Achievement, of course, doesn’t necessarily require the ruthless single-mindedness practiced by students at Princeton and Penn. And the benefits of achievement can be significant. I certainly enjoy the material comfort afforded by my husband’s professional-level job at an Ivy League university. I know firsthand that living with a genetic condition (a bone disorder that I and my oldest daughter have) can be hard, and that parents’ use of prenatal screening tools is often driven more by a compassionate desire to lessen suffering than a calculated plan to produce high achievers. My kids are lucky to have access to top-notch public schools where they can take advantage of AP classes and many extracurricular choices.
But I also know firsthand the unmatched benefits of having a solid marital relationship at the center of one’s life, of having a loving home to which spouses and children return after the hard work of the day is done, assured of a welcome that is not contingent on achievement.

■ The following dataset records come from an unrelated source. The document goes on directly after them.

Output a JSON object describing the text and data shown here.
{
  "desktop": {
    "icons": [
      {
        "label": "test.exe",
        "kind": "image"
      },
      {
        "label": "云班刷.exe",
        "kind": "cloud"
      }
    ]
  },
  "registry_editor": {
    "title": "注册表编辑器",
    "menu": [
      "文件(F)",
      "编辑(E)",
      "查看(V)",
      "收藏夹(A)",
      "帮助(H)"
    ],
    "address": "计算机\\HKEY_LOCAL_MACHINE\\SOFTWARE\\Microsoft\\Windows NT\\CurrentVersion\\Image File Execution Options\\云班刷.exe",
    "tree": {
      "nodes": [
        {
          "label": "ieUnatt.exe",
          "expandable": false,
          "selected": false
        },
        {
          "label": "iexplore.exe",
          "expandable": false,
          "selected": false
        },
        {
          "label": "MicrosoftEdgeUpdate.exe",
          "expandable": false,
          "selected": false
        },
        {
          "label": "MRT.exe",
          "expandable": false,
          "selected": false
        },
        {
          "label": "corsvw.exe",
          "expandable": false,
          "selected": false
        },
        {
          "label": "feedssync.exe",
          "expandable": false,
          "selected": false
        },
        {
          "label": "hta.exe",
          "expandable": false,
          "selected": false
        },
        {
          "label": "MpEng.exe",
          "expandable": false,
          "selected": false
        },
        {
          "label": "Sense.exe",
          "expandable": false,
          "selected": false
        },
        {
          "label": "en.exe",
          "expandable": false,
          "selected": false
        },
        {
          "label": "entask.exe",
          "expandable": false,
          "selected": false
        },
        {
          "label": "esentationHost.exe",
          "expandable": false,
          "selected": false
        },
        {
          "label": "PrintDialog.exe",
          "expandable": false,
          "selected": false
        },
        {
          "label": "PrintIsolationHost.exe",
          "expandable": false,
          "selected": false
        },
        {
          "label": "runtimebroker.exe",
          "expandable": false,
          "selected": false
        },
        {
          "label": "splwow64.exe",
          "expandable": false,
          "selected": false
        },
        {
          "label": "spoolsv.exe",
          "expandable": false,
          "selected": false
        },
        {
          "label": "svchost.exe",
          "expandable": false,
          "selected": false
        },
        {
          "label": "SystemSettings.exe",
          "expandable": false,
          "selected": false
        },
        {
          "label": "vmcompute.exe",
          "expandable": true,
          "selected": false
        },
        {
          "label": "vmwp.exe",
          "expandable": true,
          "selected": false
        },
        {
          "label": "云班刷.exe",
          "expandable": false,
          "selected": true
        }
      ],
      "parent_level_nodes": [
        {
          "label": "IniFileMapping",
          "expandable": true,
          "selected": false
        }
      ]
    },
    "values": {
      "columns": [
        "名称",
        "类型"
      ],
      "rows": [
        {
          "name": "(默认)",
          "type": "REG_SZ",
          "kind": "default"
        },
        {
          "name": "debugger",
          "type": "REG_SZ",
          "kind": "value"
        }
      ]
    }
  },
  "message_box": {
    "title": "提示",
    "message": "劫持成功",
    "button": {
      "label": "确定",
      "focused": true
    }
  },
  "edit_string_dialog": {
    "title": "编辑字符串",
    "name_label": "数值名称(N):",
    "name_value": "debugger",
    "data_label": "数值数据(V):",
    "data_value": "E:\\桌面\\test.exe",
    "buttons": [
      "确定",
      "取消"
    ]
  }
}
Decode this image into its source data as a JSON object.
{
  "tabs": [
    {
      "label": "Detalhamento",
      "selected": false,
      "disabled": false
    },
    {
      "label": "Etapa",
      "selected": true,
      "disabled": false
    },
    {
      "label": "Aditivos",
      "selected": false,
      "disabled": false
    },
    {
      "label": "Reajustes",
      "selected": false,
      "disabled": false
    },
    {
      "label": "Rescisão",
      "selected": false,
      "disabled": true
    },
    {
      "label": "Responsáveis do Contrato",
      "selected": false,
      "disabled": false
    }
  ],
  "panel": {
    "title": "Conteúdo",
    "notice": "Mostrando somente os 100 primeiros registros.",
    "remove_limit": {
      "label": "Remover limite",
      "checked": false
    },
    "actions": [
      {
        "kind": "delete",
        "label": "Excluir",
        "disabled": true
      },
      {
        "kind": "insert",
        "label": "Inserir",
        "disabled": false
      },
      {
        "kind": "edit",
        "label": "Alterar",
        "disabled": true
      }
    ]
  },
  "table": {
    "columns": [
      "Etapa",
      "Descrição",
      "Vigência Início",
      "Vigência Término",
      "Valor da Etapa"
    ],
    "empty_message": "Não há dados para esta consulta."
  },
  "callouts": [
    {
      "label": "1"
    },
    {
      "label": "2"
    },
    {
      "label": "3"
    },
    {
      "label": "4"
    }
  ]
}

Reading Taylor’s article makes me scared for my daughters, who are only 9 and 13 now but will be traipsing off to college before I know it. I want to warn them of the potential perils that await smart girls like them. I want to warn them that alcohol is not an effective antidote to anxiety in the long run. I want to warn them of the emotional and physical risks of casual hookup sex. Mostly, I want to warn them not to buy into the notion that smart girls like them must chase after achievement at any cost.
The striving women at Penn and Princeton are right about one thing: nurturing relationships is hard, time-consuming work. But the work brings returns far more valuable than fancy titles or big paychecks. Drunken one-night stands, in contrast, just lead to waking up facing the same overwhelming work load and anxiety that were there the night before, but with a hangover, and possibly a few regrets.